Llego a un pasaje largo, un cartonero duerme un sueño profundo en un colchón de penas. Un nudo de periódicos viejos lo envuelve. Sigo por la derecha, varios desayunan bocaditos de medio día con bastante placer. En el centro maniquíes mutilados, piernas boca abajo muestran medias brocadas de moda.

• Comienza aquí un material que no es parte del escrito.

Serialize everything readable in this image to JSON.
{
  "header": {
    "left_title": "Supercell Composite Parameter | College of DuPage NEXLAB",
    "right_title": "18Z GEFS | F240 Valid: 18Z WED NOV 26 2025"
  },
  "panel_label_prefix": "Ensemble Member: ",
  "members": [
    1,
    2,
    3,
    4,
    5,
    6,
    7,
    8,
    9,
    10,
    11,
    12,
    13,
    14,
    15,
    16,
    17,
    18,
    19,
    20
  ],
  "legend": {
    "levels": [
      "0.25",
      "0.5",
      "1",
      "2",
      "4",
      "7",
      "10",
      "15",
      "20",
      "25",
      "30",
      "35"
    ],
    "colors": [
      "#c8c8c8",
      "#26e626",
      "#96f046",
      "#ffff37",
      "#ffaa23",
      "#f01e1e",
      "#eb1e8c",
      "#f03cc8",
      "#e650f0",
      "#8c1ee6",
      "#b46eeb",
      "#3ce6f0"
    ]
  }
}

Al fondo veo una boletería para cargar peajes. No tengo tiempo de sacar un boleto. Distraigo a los guardias de seguridad y me paso. El dinero atora la felicidad, no tengo que dar explicaciones de mi vida, me digo a mi misma. Llego a la escalera eléctrica ¡Maldita sea, cocodrilos enormes, deténganse de una vez! Me trabo y me destrabo momentos antes de dar el primer paso. Regresan mis miedos de infancia. Me van a comer los cocodrilos. ¡Tengo miedo! Mi pies desnudos se diluyen entre sus dientes en esta escalera eléctrica. Un remolino de gente está por llegar. Al fondo, una mujer de cabellos largos lleva su bebé en brazos. Llanto incontenible de la madre por una míseras monedas, su criatura amamanta un biberón de Coca cola. Cargo de conciencia interior, sentimiento de culpabilidad. Cierro los ojos, bajo. Respiro, respiro llego al otro lado de la escalera. La madre y su bebé me reclaman en silencio. Llego al corredor de la parada. Ángel camina tranquilo hacia el fondo, su sombra se aleja. El corredor es largo, infinito. Iluminado de un amarillo intenso. En el centro hay un agujero lúgubre una fosa profunda… Un espejo doble refleja e invierte de norte a sur a las pasajeros que esperan en el andén del frente.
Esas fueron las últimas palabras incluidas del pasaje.